Later in life, Mr. Hisel volunteered aboard the LST-325 after it was converted to the LST Memorial Ship which is now located in Evansville. Garry credits his father’s connection with LST-325 as what influenced his love for restoring military vehicles. “When they moved the LST from Mobile to Evansville in 2005, he got the captain to allow my brother and I to be part of the crew to bring it up the Mississippi River,” Garry said.
As the ship made its way up the river, Garry and his brother performed various duties. When they were off duty, they would work on restoring the old ship. After it arrived in Evansville, he volunteered to serve on the board for the historic attraction on the riverfront. He became further enamored with historic military vehicle preservation and took part in the commission that brought the Military Vehicle Preservation Association International Convention to Evansville in 2009 beating out Los Angeles and Louisville.
This new hobby had brought Garry to that Jeep and he wanted to give his father a chance to ride in it. “The bottom line is that I wanted to finish this while my dad was still living,” he said. “I wanted to be able to take him rides in it and let him drive it.”
The two had thought they could get it completed in time for the Four Freedoms Veterans Parade in Evansville last November but a cracked engine block waylaid that plan.
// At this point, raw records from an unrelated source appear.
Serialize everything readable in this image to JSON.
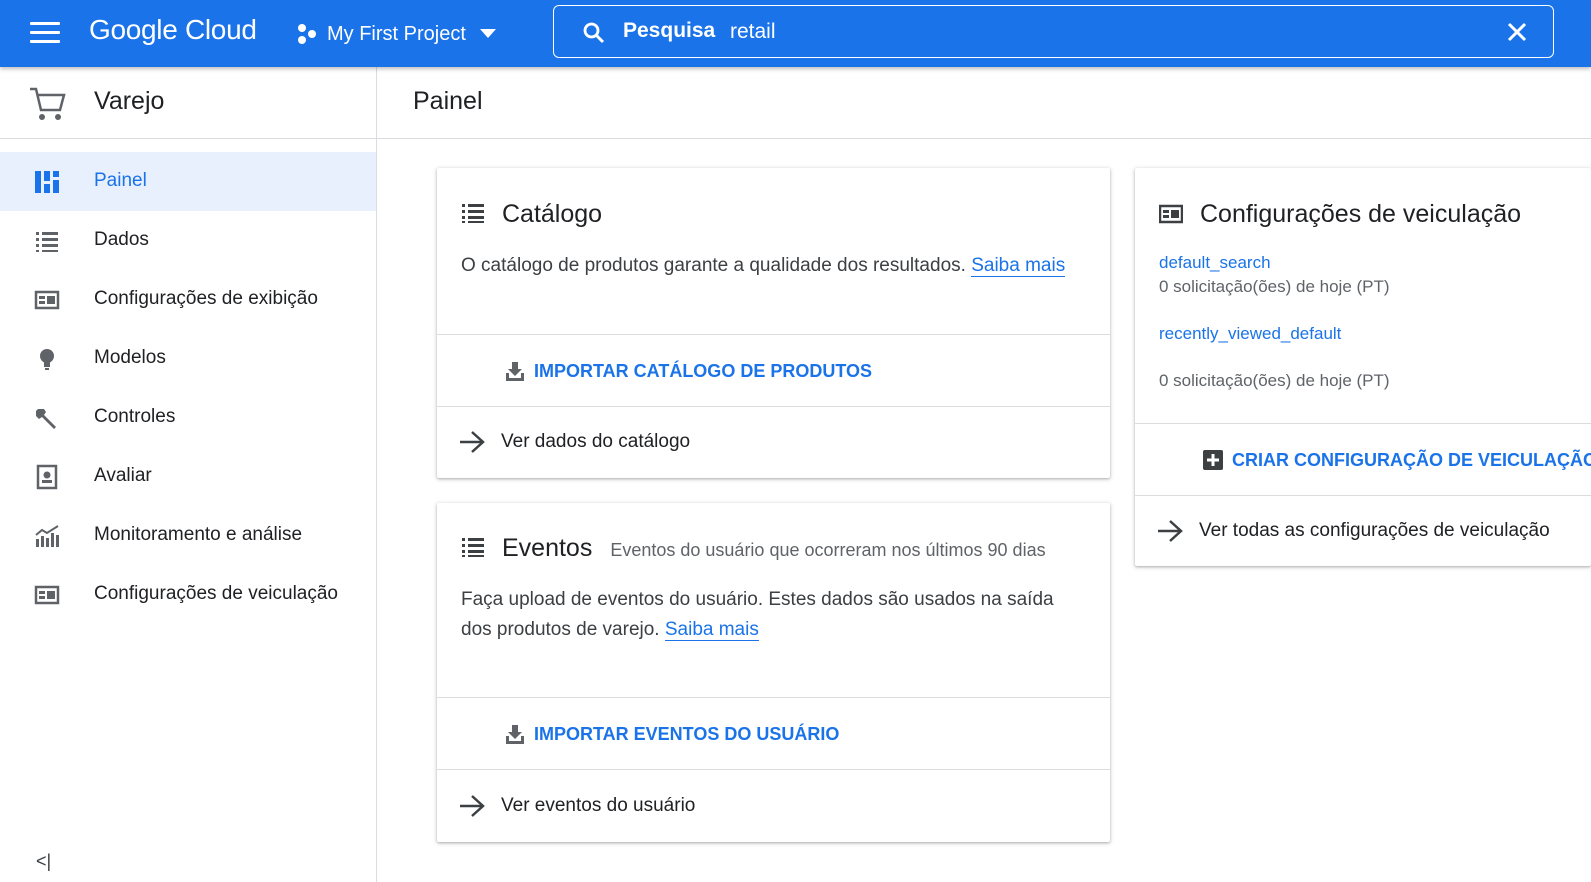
{
  "topbar": {
    "logo": "Google Cloud",
    "project": "My First Project",
    "search_label": "Pesquisa",
    "search_value": "retail"
  },
  "sidebar": {
    "title": "Varejo",
    "items": [
      {
        "label": "Painel",
        "icon": "dashboard-icon"
      },
      {
        "label": "Dados",
        "icon": "list-icon"
      },
      {
        "label": "Configurações de exibição",
        "icon": "table-config-icon"
      },
      {
        "label": "Modelos",
        "icon": "lightbulb-icon"
      },
      {
        "label": "Controles",
        "icon": "wrench-icon"
      },
      {
        "label": "Avaliar",
        "icon": "evaluate-icon"
      },
      {
        "label": "Monitoramento e análise",
        "icon": "analytics-icon"
      },
      {
        "label": "Configurações de veiculação",
        "icon": "serving-config-icon"
      }
    ],
    "collapse": "<|"
  },
  "main": {
    "title": "Painel",
    "catalog": {
      "title": "Catálogo",
      "body": "O catálogo de produtos garante a qualidade dos resultados.",
      "learn_more": "Saiba mais",
      "import_action": "IMPORTAR CATÁLOGO DE PRODUTOS",
      "view_link": "Ver dados do catálogo"
    },
    "events": {
      "title": "Eventos",
      "subtitle": "Eventos do usuário que ocorreram nos últimos 90 dias",
      "body": "Faça upload de eventos do usuário. Estes dados são usados na saída dos produtos de varejo.",
      "learn_more": "Saiba mais",
      "import_action": "IMPORTAR EVENTOS DO USUÁRIO",
      "view_link": "Ver eventos do usuário"
    },
    "serving": {
      "title": "Configurações de veiculação",
      "configs": [
        {
          "name": "default_search",
          "count": "0 solicitação(ões) de hoje (PT)"
        },
        {
          "name": "recently_viewed_default",
          "count": "0 solicitação(ões) de hoje (PT)"
        }
      ],
      "create_action": "CRIAR CONFIGURAÇÃO DE VEICULAÇÃO",
      "view_link": "Ver todas as configurações de veiculação"
    }
  },
  "colors": {
    "brand_blue": "#1a73e8",
    "active_bg": "#e8f0fe",
    "divider": "#dadce0"
  }
}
The two didn’t find a lot of time to work on the Jeep over the winter as it sat in Garry’s unheated garage but when the weather turned warmer, the two dug into the project with plans to have it done in time for the parade.
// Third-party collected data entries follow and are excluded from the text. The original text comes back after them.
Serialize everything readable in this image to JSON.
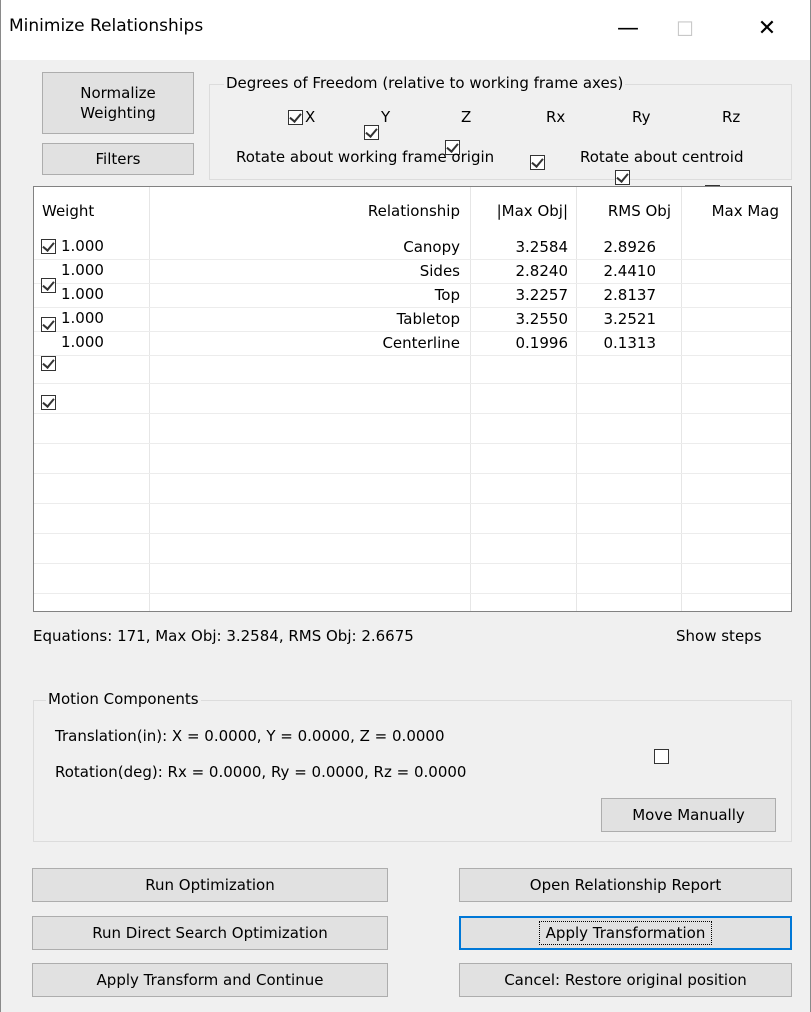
{
  "window": {
    "title": "Minimize Relationships",
    "minimize_glyph": "—",
    "maximize_glyph": "☐",
    "close_glyph": "✕"
  },
  "buttons": {
    "normalize_line1": "Normalize",
    "normalize_line2": "Weighting",
    "filters": "Filters"
  },
  "dof": {
    "legend": "Degrees of Freedom (relative to working frame axes)",
    "axes": [
      {
        "label": "X",
        "checked": true
      },
      {
        "label": "Y",
        "checked": true
      },
      {
        "label": "Z",
        "checked": true
      },
      {
        "label": "Rx",
        "checked": true
      },
      {
        "label": "Ry",
        "checked": true
      },
      {
        "label": "Rz",
        "checked": true
      }
    ],
    "rotate_origin": "Rotate about working frame origin",
    "rotate_centroid": "Rotate about centroid",
    "selected": "centroid"
  },
  "table": {
    "headers": {
      "weight": "Weight",
      "relationship": "Relationship",
      "max_obj": "|Max Obj|",
      "rms_obj": "RMS Obj",
      "max_mag": "Max Mag"
    },
    "rows": [
      {
        "checked": true,
        "weight": "1.000",
        "relationship": "Canopy",
        "max_obj": "3.2584",
        "rms_obj": "2.8926",
        "max_mag": ""
      },
      {
        "checked": true,
        "weight": "1.000",
        "relationship": "Sides",
        "max_obj": "2.8240",
        "rms_obj": "2.4410",
        "max_mag": ""
      },
      {
        "checked": true,
        "weight": "1.000",
        "relationship": "Top",
        "max_obj": "3.2257",
        "rms_obj": "2.8137",
        "max_mag": ""
      },
      {
        "checked": true,
        "weight": "1.000",
        "relationship": "Tabletop",
        "max_obj": "3.2550",
        "rms_obj": "3.2521",
        "max_mag": ""
      },
      {
        "checked": true,
        "weight": "1.000",
        "relationship": "Centerline",
        "max_obj": "0.1996",
        "rms_obj": "0.1313",
        "max_mag": ""
      }
    ]
  },
  "status": {
    "equations": "Equations: 171, Max Obj: 3.2584, RMS Obj: 2.6675",
    "show_steps": "Show steps",
    "show_steps_checked": false
  },
  "motion": {
    "legend": "Motion Components",
    "translation": "Translation(in):  X =  0.0000, Y =  0.0000, Z =  0.0000",
    "rotation": "Rotation(deg):  Rx =  0.0000, Ry =  0.0000, Rz =  0.0000",
    "move_manually": "Move Manually"
  },
  "actions": {
    "run_optimization": "Run Optimization",
    "open_report": "Open Relationship Report",
    "run_direct": "Run Direct Search Optimization",
    "apply_transformation": "Apply Transformation",
    "apply_continue": "Apply Transform and Continue",
    "cancel_restore": "Cancel: Restore original position"
  }
}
Then on May 18, Garry had a heart attack. “I was in the hospital and I looked at my wife and said I didn’t think we were going to make it,” he explained.
But after Garry got out of the hospital, Jeff, a mechanic at Uebelhor & Sons, told him he had some vacation days he could take and he would make sure the Jeep got done in time.
“Every waking minute, we were working on that Jeep,” Garry said.
It got done.
“I was putting on the finishing touches four hours before we revealed it to dad,” Garry added.
Garry had asked his father if they could wait till the 4th of July to celebrate Father’s Day the same weekend and he had agreed to wait.
“We did a big 4th of July dinner at my brother’s house,” Garry said. “Then we had a short presentation about the sacrifices of our family’s military service and the family history.”
He then presented the Jeep to his father. “We had it hidden and pulled it out for him to see,” Garry said.
The Jeep is painted in the traditional U.S. Navy gray and features the hull number of the USS Bellerophon on the front bumper. Sidney’s World War II service number is painted on the hood as well.
It was an overwhelming moment for Mr. Hisel. “They completely blindsided me,” he said. “To think that he thought enough of me to do that for me, well, I have trouble talking about it. I don’t have words to describe it. To have a son that thinks that much of me, I just can’t describe it.”
Sidney and Gladys, his wife of 67 years this month, rode in the back seat of the Jeep in the 4th of July parade with Garry and Jeff in front. “People were waving at me and every once in awhile someone would run out from the curb and shake my hand,” he said. “I accepted all of that in honor of those that never came back.”
The Jeep will be driven in the Strassenfest Parade in August.